Mr. Hawthorne said executives are discussing combining medical management and developing a common information system. The hospitals have been assessing the possible antitrust implications of their efforts.
The Dallas/Fort Worth market, with a population of 3 million, has seen few mergers. However, earlier this month, Columbia/HCA Healthcare Corp. completed the purchase of Saint Joseph Hospital in Fort Worth, and executives are planning to combine its services with Columbia/HCA's other Fort Worth hospital, Medical Plaza.
Columbia/HCA, which has seven hospitals in the Dallas/Fort Worth area, is expected to be aggressive in the market, and Dallas providers are feeling the looming presence of Harris Methodist Health Plan, a 175,000-enrollee HMO owned by Harris Methodist Fort Worth, that city's largest hospital.
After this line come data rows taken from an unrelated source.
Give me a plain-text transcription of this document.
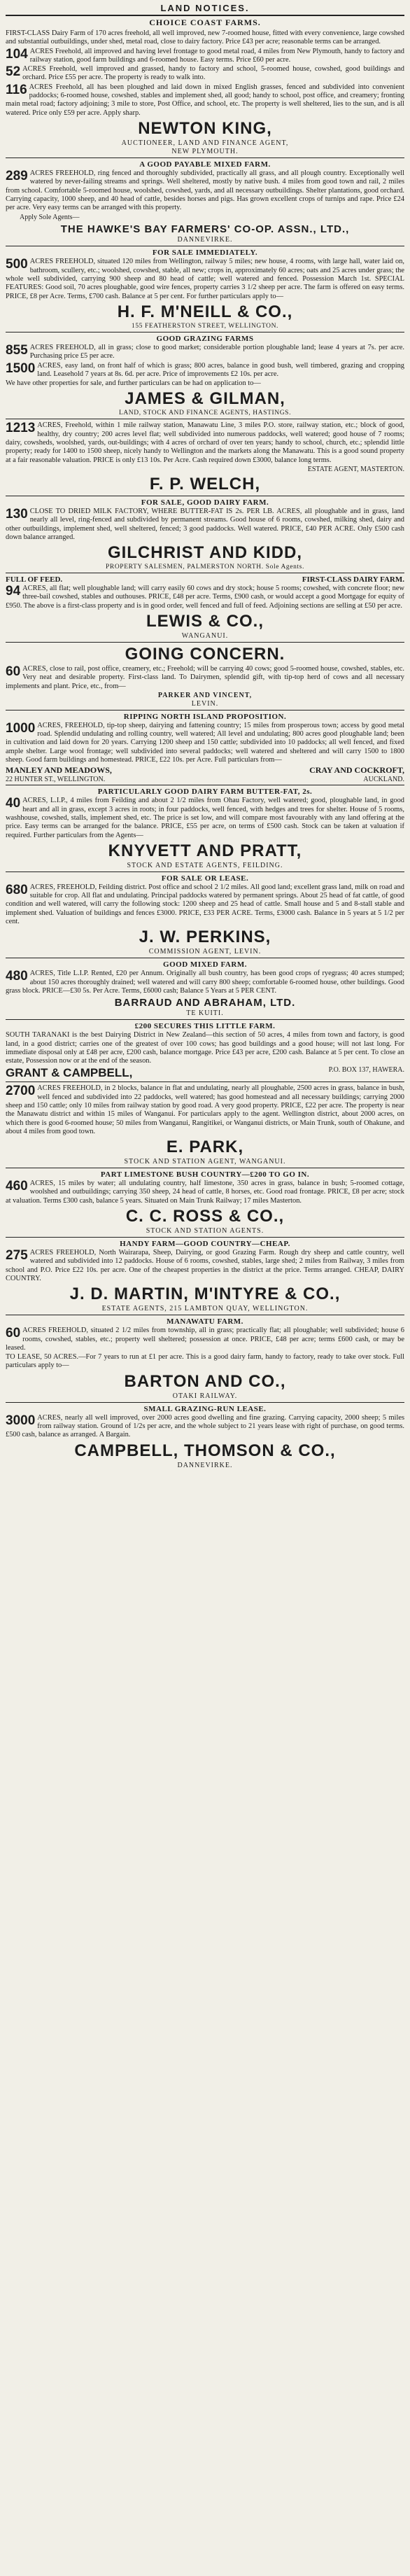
LAND NOTICES.
CHOICE COAST FARMS.
FIRST-CLASS Dairy Farm of 170 acres freehold, all well improved, new 7-roomed house, fitted with every convenience, large cowshed and substantial outbuildings, under shed, metal road, close to dairy factory. Price £43 per acre; reasonable terms can be arranged.
104 ACRES Freehold, all improved and having level frontage to good metal road, 4 miles from New Plymouth, handy to factory and railway station, good farm buildings and 6-roomed house. Easy terms. Price £60 per acre.
52 ACRES Freehold, well improved and grassed, handy to factory and school, 5-roomed house, cowshed, good buildings and orchard. Price £55 per acre. The property is ready to walk into.
116 ACRES Freehold, all has been ploughed and laid down in mixed English grasses, fenced and subdivided into convenient paddocks; 6-roomed house, cowshed, stables and implement shed, all good; handy to school, post office, and creamery; fronting main metal road; factory adjoining; 3 mile to store, Post Office, and school, etc. The property is well sheltered, lies to the sun, and is all watered. Price only £59 per acre. Apply sharp.
NEWTON KING,
AUCTIONEER, LAND AND FINANCE AGENT,
NEW PLYMOUTH.
A GOOD PAYABLE MIXED FARM.
289 ACRES FREEHOLD, ring fenced and thoroughly subdivided, practically all grass, and all plough country. Exceptionally well watered by never-failing streams and springs. Well sheltered, mostly by native bush. 4 miles from good town and rail, 2 miles from school. Comfortable 5-roomed house, woolshed, cowshed, yards, and all necessary outbuildings. Shelter plantations, good orchard. Carrying capacity, 1000 sheep, and 40 head of cattle, besides horses and pigs. Has grown excellent crops of turnips and rape. Price £24 per acre. Very easy terms can be arranged with this property.
Apply Sole Agents—
THE HAWKE'S BAY FARMERS' CO-OP. ASSN., LTD.,
DANNEVIRKE.
FOR SALE IMMEDIATELY.
500 ACRES FREEHOLD, situated 120 miles from Wellington, railway 5 miles; new house, 4 rooms, with large hall, water laid on, bathroom, scullery, etc.; woolshed, cowshed, stable, all new; crops in, approximately 60 acres; oats and 25 acres under grass; the whole well subdivided, carrying 900 sheep and 80 head of cattle; well watered and fenced. Possession March 1st. SPECIAL FEATURES: Good soil, 70 acres ploughable, good wire fences, property carries 3 1/2 sheep per acre. The farm is offered on easy terms. PRICE, £8 per Acre. Terms, £700 cash. Balance at 5 per cent. For further particulars apply to—
H. F. M'NEILL & CO.,
155 FEATHERSTON STREET, WELLINGTON.
GOOD GRAZING FARMS
855 ACRES FREEHOLD, all in grass; close to good market; considerable portion ploughable land; lease 4 years at 7s. per acre. Purchasing price £5 per acre.
1500 ACRES, easy land, on front half of which is grass; 800 acres, balance in good bush, well timbered, grazing and cropping land. Leasehold 7 years at 8s. 6d. per acre. Price of improvements £2 10s. per acre.
We have other properties for sale, and further particulars can be had on application to—
JAMES & GILMAN,
LAND, STOCK AND FINANCE AGENTS, HASTINGS.
1213 ACRES, Freehold, within 1 mile railway station, Manawatu Line, 3 miles P.O. store, railway station, etc.; block of good, healthy, dry country; 200 acres level flat; well subdivided into numerous paddocks, well watered; good house of 7 rooms; dairy, cowsheds, woolshed, yards, out-buildings; with 4 acres of orchard of over ten years; handy to school, church, etc.; splendid little property; ready for 1400 to 1500 sheep, nicely handy to Wellington and the markets along the Manawatu. This is a good sound property at a fair reasonable valuation. PRICE is only £13 10s. Per Acre. Cash required down £3000, balance long terms.
ESTATE AGENT, MASTERTON.
F. P. WELCH,
FOR SALE, GOOD DAIRY FARM.
130 CLOSE TO DRIED MILK FACTORY, WHERE BUTTER-FAT IS 2s. PER LB. ACRES, all ploughable and in grass, land nearly all level, ring-fenced and subdivided by permanent streams. Good house of 6 rooms, cowshed, milking shed, dairy and other outbuildings, implement shed, well sheltered, fenced; 3 good paddocks. Well watered. PRICE, £40 PER ACRE. Only £500 cash down balance arranged.
GILCHRIST AND KIDD,
PROPERTY SALESMEN, PALMERSTON NORTH. Sole Agents.
FULL OF FEED.	FIRST-CLASS DAIRY FARM.
94 ACRES, all flat; well ploughable land; will carry easily 60 cows and dry stock; house 5 rooms; cowshed, with concrete floor; new three-bail cowshed, stables and outhouses. PRICE, £48 per acre. Terms, £900 cash, or would accept a good Mortgage for equity of £950. The above is a first-class property and is in good order, well fenced and full of feed. Adjoining sections are selling at £50 per acre.
LEWIS & CO.,
WANGANUI.
GOING CONCERN.
60 ACRES, close to rail, post office, creamery, etc.; Freehold; will be carrying 40 cows; good 5-roomed house, cowshed, stables, etc. Very neat and desirable property. First-class land. To Dairymen, splendid gift, with tip-top herd of cows and all necessary implements and plant. Price, etc., from—
PARKER AND VINCENT,
LEVIN.
RIPPING NORTH ISLAND PROPOSITION.
1000 ACRES, FREEHOLD, tip-top sheep, dairying and fattening country; 15 miles from prosperous town; access by good metal road. Splendid undulating and rolling country, well watered; All level and undulating; 800 acres good ploughable land; been in cultivation and laid down for 20 years. Carrying 1200 sheep and 150 cattle; subdivided into 10 paddocks; all well fenced, and fixed ample shelter. Large wool frontage; well subdivided into several paddocks; well watered and sheltered and will carry 1500 to 1800 sheep. Good farm buildings and homestead. PRICE, £22 10s. per Acre. Full particulars from—
MANLEY AND MEADOWS,	CRAY AND COCKROFT,
22 HUNTER ST., WELLINGTON.	AUCKLAND.
PARTICULARLY GOOD DAIRY FARM BUTTER-FAT, 2s.
40 ACRES, L.I.P., 4 miles from Feilding and about 2 1/2 miles from Ohau Factory, well watered; good, ploughable land, in good heart and all in grass, except 3 acres in roots; in four paddocks, well fenced, with hedges and trees for shelter. House of 5 rooms, washhouse, cowshed, stalls, implement shed, etc. The price is set low, and will compare most favourably with any land offering at the price. Easy terms can be arranged for the balance. PRICE, £55 per acre, on terms of £500 cash. Stock can be taken at valuation if required. Further particulars from the Agents—
KNYVETT AND PRATT,
STOCK AND ESTATE AGENTS, FEILDING.
FOR SALE OR LEASE.
680 ACRES, FREEHOLD, Feilding district. Post office and school 2 1/2 miles. All good land; excellent grass land, milk on road and suitable for crop. All flat and undulating. Principal paddocks watered by permanent springs. About 25 head of fat cattle, of good condition and well watered, will carry the following stock: 1200 sheep and 25 head of cattle. Small house and 5 and 8-stall stable and implement shed. Valuation of buildings and fences £3000. PRICE, £33 PER ACRE. Terms, £3000 cash. Balance in 5 years at 5 1/2 per cent.
J. W. PERKINS,
COMMISSION AGENT, LEVIN.
GOOD MIXED FARM.
480 ACRES, Title L.I.P. Rented, £20 per Annum. Originally all bush country, has been good crops of ryegrass; 40 acres stumped; about 150 acres thoroughly drained; well watered and will carry 800 sheep; comfortable 6-roomed house, other buildings. Good grass block. PRICE—£30 5s. Per Acre. Terms, £6000 cash; Balance 5 Years at 5 PER CENT.
BARRAUD AND ABRAHAM, LTD.
TE KUITI.
£200 SECURES THIS LITTLE FARM.
SOUTH TARANAKI is the best Dairying District in New Zealand—this section of 50 acres, 4 miles from town and factory, is good land, in a good district; carries one of the greatest of over 100 cows; has good buildings and a good house; will not last long. For immediate disposal only at £48 per acre, £200 cash, balance mortgage. Price £43 per acre, £200 cash. Balance at 5 per cent. To close an estate, Possession now or at the end of the season.
GRANT & CAMPBELL,	P.O. BOX 137, HAWERA.
2700 ACRES FREEHOLD, in 2 blocks, balance in flat and undulating, nearly all ploughable, 2500 acres in grass, balance in bush, well fenced and subdivided into 22 paddocks, well watered; has good homestead and all necessary buildings; carrying 2000 sheep and 150 cattle; only 10 miles from railway station by good road. A very good property. PRICE, £22 per acre. The property is near the Manawatu district and within 15 miles of Wanganui. For particulars apply to the agent. Wellington district, about 2000 acres, on which there is good 6-roomed house; 50 miles from Wanganui, Rangitikei, or Wanganui districts, or Main Trunk, south of Ohakune, and about 4 miles from good town.
E. PARK,
STOCK AND STATION AGENT, WANGANUI.
PART LIMESTONE BUSH COUNTRY—£200 TO GO IN.
460 ACRES, 15 miles by water; all undulating country, half limestone, 350 acres in grass, balance in bush; 5-roomed cottage, woolshed and outbuildings; carrying 350 sheep, 24 head of cattle, 8 horses, etc. Good road frontage. PRICE, £8 per acre; stock at valuation. Terms £300 cash, balance 5 years. Situated on Main Trunk Railway; 17 miles Masterton.
C. C. ROSS & CO.,
STOCK AND STATION AGENTS.
HANDY FARM—GOOD COUNTRY—CHEAP.
275 ACRES FREEHOLD, North Wairarapa, Sheep, Dairying, or good Grazing Farm. Rough dry sheep and cattle country, well watered and subdivided into 12 paddocks. House of 6 rooms, cowshed, stables, large shed; 2 miles from Railway, 3 miles from school and P.O. Price £22 10s. per acre. One of the cheapest properties in the district at the price. Terms arranged. CHEAP, DAIRY COUNTRY.
J. D. MARTIN, M'INTYRE & CO.,
ESTATE AGENTS, 215 LAMBTON QUAY, WELLINGTON.
MANAWATU FARM.
60 ACRES FREEHOLD, situated 2 1/2 miles from township, all in grass; practically flat; all ploughable; well subdivided; house 6 rooms, cowshed, stables, etc.; property well sheltered; possession at once. PRICE, £48 per acre; terms £600 cash, or may be leased.
TO LEASE, 50 ACRES.—For 7 years to run at £1 per acre. This is a good dairy farm, handy to factory, ready to take over stock. Full particulars apply to—
BARTON AND CO.,
OTAKI RAILWAY.
SMALL GRAZING-RUN LEASE.
3000 ACRES, nearly all well improved, over 2000 acres good dwelling and fine grazing. Carrying capacity, 2000 sheep; 5 miles from railway station. Ground of 1/2s per acre, and the whole subject to 21 years lease with right of purchase, on good terms. £500 cash, balance as arranged. A Bargain.
CAMPBELL, THOMSON & CO.,
DANNEVIRKE.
Although Harris' HMO in the past has concentrated on the Fort Worth market, "we are ready to focus on Dallas," said Don Hamlin, the system's managing director for financing. The HMO also is among the first to apply for a Medicare HMO license in the Dallas/Fort Worth area. Those HMOs are expected to begin operating in January.
Meanwhile, another HMO operator, Kaiser Permanente, is reviewing bids from four systems for the $45 million worth of inpatient care it finances annually in the area.
The Oakland, Calif.-based company has 125,000 enrollees in the Dallas/Fort Worth area and has used Medical City Dallas, a Columbia/HCA facility, for most of its inpatient care for the past 15 years. Methodist in Dallas and Harris Methodist Fort Worth also provide some inpatient services to Kaiser enrollees.
Although Kaiser has paid hospitals on a per-diem basis in the past, it wants to change that this year.
"A per-diem contract actually encourages hospital inefficiency. If a patient needs a test today or tomorrow, it's in the hospital's best interest to do the test tomorrow because they can get an extra per diem," said James Donovan, Kaiser's regional medical facilities manager.
Kaiser is considering proposals from four bidders-a Columbia/HCA and Cook-Fort Worth Children's Medical Center system, a Harris-led system, a National Medical Enterprises/John Peter Smith Hospital system (Fort Worth), and an All Saints Episcopal Hospital of Fort Worth-led system.